When Rishi Sunak entered No. 10 on Tuesday, he paid lip service to the aims of his predecessor. Liz Truss ‘was not wrong to want to improve growth in this country’, he said outside Downing Street. But ‘mistakes were made’ which is why he was installed as Prime Minister: to fix the economic fiasco that has overwhelmed Britain over these past few weeks.
This morning’s news about looming growth forecasts brings both statements to the fore. Just over a week ago, Chancellor Jeremy Hunt thought he had to find upwards of £30 billion worth of spending cuts and tax hikes to fill the black hole in the public finances. But Treasury officials have told the BBC that Sunak and Hunt together may be looking for something closer to £50 billion to get the public finances back in order.
Why the hike?

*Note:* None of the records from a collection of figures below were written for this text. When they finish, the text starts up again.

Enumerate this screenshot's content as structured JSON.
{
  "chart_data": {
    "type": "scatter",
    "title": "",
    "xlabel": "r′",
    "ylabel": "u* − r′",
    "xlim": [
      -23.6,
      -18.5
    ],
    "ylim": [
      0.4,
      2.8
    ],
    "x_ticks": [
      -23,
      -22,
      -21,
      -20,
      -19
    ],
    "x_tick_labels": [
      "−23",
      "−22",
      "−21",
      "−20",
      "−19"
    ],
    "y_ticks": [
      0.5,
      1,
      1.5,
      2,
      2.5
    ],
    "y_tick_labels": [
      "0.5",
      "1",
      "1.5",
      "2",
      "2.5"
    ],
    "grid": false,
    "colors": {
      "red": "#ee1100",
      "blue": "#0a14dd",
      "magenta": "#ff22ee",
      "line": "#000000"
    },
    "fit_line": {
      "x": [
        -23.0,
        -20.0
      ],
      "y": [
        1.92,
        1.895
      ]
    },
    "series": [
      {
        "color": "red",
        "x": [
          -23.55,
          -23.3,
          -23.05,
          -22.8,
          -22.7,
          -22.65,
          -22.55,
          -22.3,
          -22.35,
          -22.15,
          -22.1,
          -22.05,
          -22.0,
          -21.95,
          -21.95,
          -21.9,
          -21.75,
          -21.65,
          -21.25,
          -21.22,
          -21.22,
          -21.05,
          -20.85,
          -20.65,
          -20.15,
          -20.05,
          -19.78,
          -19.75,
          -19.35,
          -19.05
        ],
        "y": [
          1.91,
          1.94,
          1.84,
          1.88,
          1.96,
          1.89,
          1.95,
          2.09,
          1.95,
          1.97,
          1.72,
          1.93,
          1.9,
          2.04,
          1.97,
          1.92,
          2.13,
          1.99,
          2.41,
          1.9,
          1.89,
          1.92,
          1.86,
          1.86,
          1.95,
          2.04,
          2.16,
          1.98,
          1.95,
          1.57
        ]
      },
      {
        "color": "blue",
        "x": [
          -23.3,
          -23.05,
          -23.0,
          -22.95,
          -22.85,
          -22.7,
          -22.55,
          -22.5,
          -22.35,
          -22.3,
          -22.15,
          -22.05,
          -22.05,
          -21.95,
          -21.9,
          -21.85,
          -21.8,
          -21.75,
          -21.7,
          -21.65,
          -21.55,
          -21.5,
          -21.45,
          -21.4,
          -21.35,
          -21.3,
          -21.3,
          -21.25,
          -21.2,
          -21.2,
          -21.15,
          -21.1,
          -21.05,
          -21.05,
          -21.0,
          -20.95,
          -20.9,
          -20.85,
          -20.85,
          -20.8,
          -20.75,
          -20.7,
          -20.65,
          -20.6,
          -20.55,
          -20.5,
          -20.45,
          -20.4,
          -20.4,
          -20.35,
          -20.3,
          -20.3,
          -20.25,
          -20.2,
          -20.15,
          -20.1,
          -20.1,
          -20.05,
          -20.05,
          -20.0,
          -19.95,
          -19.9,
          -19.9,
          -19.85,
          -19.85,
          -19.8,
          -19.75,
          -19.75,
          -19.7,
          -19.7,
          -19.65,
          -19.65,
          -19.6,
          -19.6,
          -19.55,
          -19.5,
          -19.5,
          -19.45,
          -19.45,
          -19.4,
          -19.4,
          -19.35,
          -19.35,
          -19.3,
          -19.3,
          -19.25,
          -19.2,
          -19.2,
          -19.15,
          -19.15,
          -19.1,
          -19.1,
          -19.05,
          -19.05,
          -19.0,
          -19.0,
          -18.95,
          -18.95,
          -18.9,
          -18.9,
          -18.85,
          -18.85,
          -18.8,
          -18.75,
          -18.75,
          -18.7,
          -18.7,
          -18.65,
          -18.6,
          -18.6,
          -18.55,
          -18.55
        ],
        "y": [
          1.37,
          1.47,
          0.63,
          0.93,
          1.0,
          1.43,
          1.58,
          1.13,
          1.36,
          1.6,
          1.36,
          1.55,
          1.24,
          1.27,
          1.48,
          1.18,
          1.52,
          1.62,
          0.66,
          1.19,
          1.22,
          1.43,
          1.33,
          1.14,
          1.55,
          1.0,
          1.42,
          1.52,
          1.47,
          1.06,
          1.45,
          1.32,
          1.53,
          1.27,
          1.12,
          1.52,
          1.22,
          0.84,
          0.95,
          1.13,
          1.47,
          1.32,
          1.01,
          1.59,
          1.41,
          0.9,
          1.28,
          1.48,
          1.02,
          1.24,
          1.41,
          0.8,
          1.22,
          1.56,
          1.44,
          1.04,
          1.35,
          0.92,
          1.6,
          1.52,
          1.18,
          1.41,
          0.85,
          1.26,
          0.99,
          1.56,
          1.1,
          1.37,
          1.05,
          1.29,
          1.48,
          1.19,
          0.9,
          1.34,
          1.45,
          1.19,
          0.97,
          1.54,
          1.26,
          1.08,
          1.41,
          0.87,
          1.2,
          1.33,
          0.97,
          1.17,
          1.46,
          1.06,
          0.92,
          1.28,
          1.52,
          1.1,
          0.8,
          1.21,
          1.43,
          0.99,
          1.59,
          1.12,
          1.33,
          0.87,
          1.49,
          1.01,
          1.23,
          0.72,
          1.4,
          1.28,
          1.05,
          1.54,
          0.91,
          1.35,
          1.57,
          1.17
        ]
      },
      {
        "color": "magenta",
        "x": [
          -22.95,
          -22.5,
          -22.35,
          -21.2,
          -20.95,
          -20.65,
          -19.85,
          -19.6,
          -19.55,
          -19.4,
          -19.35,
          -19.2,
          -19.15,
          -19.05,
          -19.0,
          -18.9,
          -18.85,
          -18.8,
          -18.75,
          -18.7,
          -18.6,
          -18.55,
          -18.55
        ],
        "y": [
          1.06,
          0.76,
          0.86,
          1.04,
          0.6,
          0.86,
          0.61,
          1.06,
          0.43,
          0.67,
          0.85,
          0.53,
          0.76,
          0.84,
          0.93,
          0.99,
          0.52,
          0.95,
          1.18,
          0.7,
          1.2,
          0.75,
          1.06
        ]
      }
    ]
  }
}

It’s thought that the Office for Budget Responsibility (which was cast aside for the mini-Budget but will be on full show for the Autumn Statement) will be downgrading its growth forecast for the economy. Given recent forecasts have been pretty gloomy, this spells bad news for Britain. The most recent predictions from the Bank of England show growth flatlining for not just months, but years to come. While the UK has so far avoided two consecutive quarters of negative growth, Ross Clark notes on Coffee House that evidence of the economy dipping into recession this autumn is already leaking through.
The OBR has a history of being quite pessimistic about pro-growth policies and its forecasts are not destiny. Good public policy, focused on supply-side reforms, can help turn a negative forecast around. But given the total rejection of the OBR in the last fiscal statement, and the chaos that ensued, its forecasts will be taken as gospel even more so than usual this time round.